FORT WAYNE, Ind. —Catcher Marcus Greene was acquired from the Texas Rangers, along with RHP Jon Edwards, for outfielder Will Venable in one of Padres’ General Manager A.J. Preller’s first trades in late August of 2015.
Greene, 22, was selected by the Rangers in the sixteenth round of the 2013 draft out of New Mexico Junior College in Hobbs, New Mexico where he hit .384/.465/.727 in his only collegiate season. Last year he battled through a variety of injuries hitting .189/.268/.331 between High-A Lake Elsinore and Low-A Fort Wayne.
However, he was able to get healthy and put together a strong winter in the Australian Baseball League at .307/.333/.457 with six home runs in 38 games.
For 2017 he is the everyday catcher for the TinCaps and the 5-foot-11, 220-pound California native is having his best year at the plate hitting .265/.359/.363 going into Tuesday night’s game. More importantly, he is entrusted with guiding some of the Padres’ better young arms though their first full-season league.
We caught up with Marcus to talk about his preparation and his winter abroad.
How do you get on the same page with a new pitcher when he first arrives?
Marcus Greene: When the new pitchers come into town I usually have some experience with them from Spring Training, because we really try to mix it up there with bullpens and in the games.
So I have a feel for them even if they don’t break with the team.
I was at Spring Training, that is a lot of guys.
Marcus Greene: [laughs] Yes, there are a lot of bodies.
So when you go into the meetings before a series are you mapping out the different hitters and trying to combine their weaknesses and the pitcher’s strengths?
Marcus Greene: Overall I’m just mainly trying to understand what my guy is capable off. Of course we have a pretty good understanding of what the hitters can do, but at the main thing is to stick to our strengths.
I’m always amazed how much catchers have to do in the minor leagues. Here you catch bullpens, if you have the catching instructor coming in you are doing drills – which usually involve blocking, weights, hitting, pitchers meetings and then you get to squat for nine innings.
How do you do it?
Marcus Greene: It’s only two months into the season, so there is a lot left. You have to get your rest and take care of your body.
I can imagine once you get back to your apartment its couch time.

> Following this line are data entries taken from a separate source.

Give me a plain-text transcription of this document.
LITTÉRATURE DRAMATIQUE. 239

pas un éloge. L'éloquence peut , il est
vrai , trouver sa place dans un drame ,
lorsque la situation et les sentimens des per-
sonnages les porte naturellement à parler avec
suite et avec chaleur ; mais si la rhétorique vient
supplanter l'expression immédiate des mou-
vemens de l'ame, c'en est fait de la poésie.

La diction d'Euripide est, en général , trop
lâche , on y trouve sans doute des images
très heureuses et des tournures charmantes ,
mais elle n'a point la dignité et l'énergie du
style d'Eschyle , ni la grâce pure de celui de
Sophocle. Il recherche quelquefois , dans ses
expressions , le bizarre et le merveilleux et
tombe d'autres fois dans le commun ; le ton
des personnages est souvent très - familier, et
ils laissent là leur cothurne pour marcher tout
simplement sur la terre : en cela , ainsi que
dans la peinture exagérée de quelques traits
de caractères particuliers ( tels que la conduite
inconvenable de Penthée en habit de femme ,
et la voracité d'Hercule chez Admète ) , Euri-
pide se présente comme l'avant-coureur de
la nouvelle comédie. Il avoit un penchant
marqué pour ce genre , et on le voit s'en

Marcus Greene: Oh yeah, you try to decelerate a little bit, maybe do a quick stretch and make sure I’m hydrated. Get up early the next day and start it all over again.
What is more exhausting for you the physical or mental demands of the job?
Marcus Greene: I’m not sure what is more difficult because if you don’t prepare for either one you are going to be in trouble.
Whenever I talk to anyone in the organization they always emphasize how important the defensive and game-calling aspects of the game are. All those can be great, but at the same time if you don’t hit, you aren’t going to play.
This year you look much more comfortable at the plate. What changed for you?
Marcus Greene: For me, I like to create a good relationship. That has to come first, or you shouldn’t catch. From an offensive standpoint, you got to hit the ball. I reverted back to what I did in Junior College, where I had some success. Mainly it was just about going back to the type of mindset that I had.
My confidence came back and that has helped me.
You have some movement to your swing and it kind of looks like you are “dancing with the pitcher.” Do you ever worry about timing issues?
Marcus Greene: I get my timing down when I am in the on-deck circle. I try to get them from the stretch and wind-up. I don’t take to many hacks in the on-deck circle because my focus is on the pitcher.
Do you find yourself thinking like a catcher at the plate because so much of your job is about getting people out?
Marcus Greene: For me I just stay on the fastball. I don’t try to revert back to what I would call as a catcher because that is how you get in trouble. You have to stay on the heater.
We talked in Spring Training a little bit about your winter ball experience in Australia. What was the biggest thing you learned on the field and the most fun you had off of the field – remember its a family site.
Marcus Greene: [laughs] Most fun on the field was being able to go to a new country that I didn’t know much about and playing with a group of guys that were really trying to elevate their game in South Australia. It was a great experience that I am really thankful for.
One of my teammates I had played ball with in Junior College and he was on my team so that was great.
Off of the field I went deep sea fishing for my first time and caught a blue fin tuna so that was great. Just being able to experience different things and see what the world is capable off was a great time.